Scripts to automate installing, upgrading, and uninstalling Google Assistant service on Raspbian
Get Google Cloud credentials
First make sure you are logged into Google in the web browser you are using. You can register the project on any device, but doing it on your Pi is recommended because it is most convenient.
Rename the file that you downloaded to "assistant.json" and place it in the home directory of your Pi (usually
/home/pi). If you downloaded it on a device other than your Pi, you can transfer it using a USB flash drive, or FTP if the device is on the same network.
Configure USB microphone
If you are using a USB microphone, you will need to configure some audio settings on your Pi to make it work with Assistant. Follow the steps in Google's documentation to configure and test the audio. The
(card number, device number) pairs that you find in step 1 will likely be
1,0 for the mic and
0,0 for the speaker.
Run install script
There are two options for downloading and running the install script:
- Clone this Git repo with the command
git clone https://github.com/t1m0thyj/AssistantPi.git, then open a terminal in the "AssistantPi" directory (
cd AssistantPi) and run
bash install.sh. This is the recommended option because it will also download the scripts "upgrade.sh" and "uninstall.sh" which you can use later, but is not as easy as the second option.
- Open a terminal window and run the command
curl -ssl https://raw.githubusercontent.com/t1m0thyj/AssistantPi/master/install.sh | bash. This is easier than the first option but does not download the additional scripts. (Also this command executes a remote script, which is safe if the source is trusted but still potentially dangerous.)
After the installation process finishes, a link should open automatically in Chromium (or whatever your Pi's default web browser is) asking you to sign in with your Google account. If the link doesn't automatically open, there should be a message in the terminal saying "Please visit this URL to authorize this application" with a link that you can click on.
After logging in to your account, click "Allow" to grant permissions to Google Assistant. If the authorization succeeded, you should see this message:
The authentication flow has completed, you may close this window.
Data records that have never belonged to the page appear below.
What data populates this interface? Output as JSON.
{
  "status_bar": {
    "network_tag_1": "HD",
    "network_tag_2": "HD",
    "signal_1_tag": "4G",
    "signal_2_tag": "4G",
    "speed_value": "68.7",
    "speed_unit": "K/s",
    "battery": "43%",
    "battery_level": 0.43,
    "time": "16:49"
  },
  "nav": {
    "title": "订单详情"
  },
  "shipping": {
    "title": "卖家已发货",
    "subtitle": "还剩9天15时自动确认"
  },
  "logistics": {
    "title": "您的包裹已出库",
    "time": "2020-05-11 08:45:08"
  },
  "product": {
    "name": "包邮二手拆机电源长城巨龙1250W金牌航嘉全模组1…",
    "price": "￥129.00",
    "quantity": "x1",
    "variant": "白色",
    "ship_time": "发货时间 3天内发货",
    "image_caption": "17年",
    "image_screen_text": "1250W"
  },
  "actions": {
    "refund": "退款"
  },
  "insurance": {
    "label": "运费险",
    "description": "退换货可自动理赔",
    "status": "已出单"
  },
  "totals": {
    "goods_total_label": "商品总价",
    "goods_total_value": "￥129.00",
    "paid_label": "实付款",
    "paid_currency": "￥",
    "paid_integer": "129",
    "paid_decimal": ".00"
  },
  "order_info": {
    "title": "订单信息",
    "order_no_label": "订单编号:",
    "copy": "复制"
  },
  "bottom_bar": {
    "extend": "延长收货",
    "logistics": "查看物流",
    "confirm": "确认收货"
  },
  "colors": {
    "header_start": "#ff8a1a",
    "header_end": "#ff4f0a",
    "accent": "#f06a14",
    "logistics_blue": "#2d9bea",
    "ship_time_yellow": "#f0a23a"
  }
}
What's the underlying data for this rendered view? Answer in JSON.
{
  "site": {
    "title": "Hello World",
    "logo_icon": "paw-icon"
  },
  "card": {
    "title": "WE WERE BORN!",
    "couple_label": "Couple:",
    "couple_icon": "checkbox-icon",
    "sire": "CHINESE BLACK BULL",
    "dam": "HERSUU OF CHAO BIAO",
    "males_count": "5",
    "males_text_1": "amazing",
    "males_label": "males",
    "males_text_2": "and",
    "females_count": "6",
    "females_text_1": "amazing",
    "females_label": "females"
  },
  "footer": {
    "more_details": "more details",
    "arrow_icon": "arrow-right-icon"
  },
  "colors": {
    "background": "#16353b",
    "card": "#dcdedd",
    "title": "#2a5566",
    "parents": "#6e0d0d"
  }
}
A demo of Google Assistant should now be running in the terminal. Try talking to Assistant using the trigger phrase "OK Google" or "Hey Google", and whatever you say should show up in the terminal. After you are done with the demo, press
Ctrl+C to quit it and the AssistantPi service should now start up in the background.
Now if you reboot your Pi (you can use the voice command "OK Google reboot"), AssistantPi should start automatically after the Pi boots up again.
Why not flash Google's AIY image on my Pi?
Because you might not want to flash a custom image on your SD card just to use Google Assistant. With AssistantPi you can get it working in your existing Raspbian install.
Can I add a status indicator LED?
Yes, simply connect an LED between GPIO pin 25 and GND on your Pi. When Google Assistant is running, it will flash the LED every few seconds to let you know it is listening, and the light will turn solid when you start talking to it.
Can I play podcasts and music on my Pi?
No, unfortunately Google has limited the capabilities of the Assistant API on the Pi, but this may be possible in the future.
Can I change the language used by Google Assistant?
Yes, if you have the Google Assistant app on your phone, open Settings in the app and scroll down to "Devices". "Voice Kit" should be one of the devices listed, which is what AssistantPi registers itself as. From here you can change the language used by Assistant as well as some other settings.
Can I code custom actions for Google Assistant?
Yes, custom actions can easily be added by editing the Python script
~/AIY-projects-python/src/AssistantPi.py. Details about how to do this can be found in Google's Maker's Guide for this project.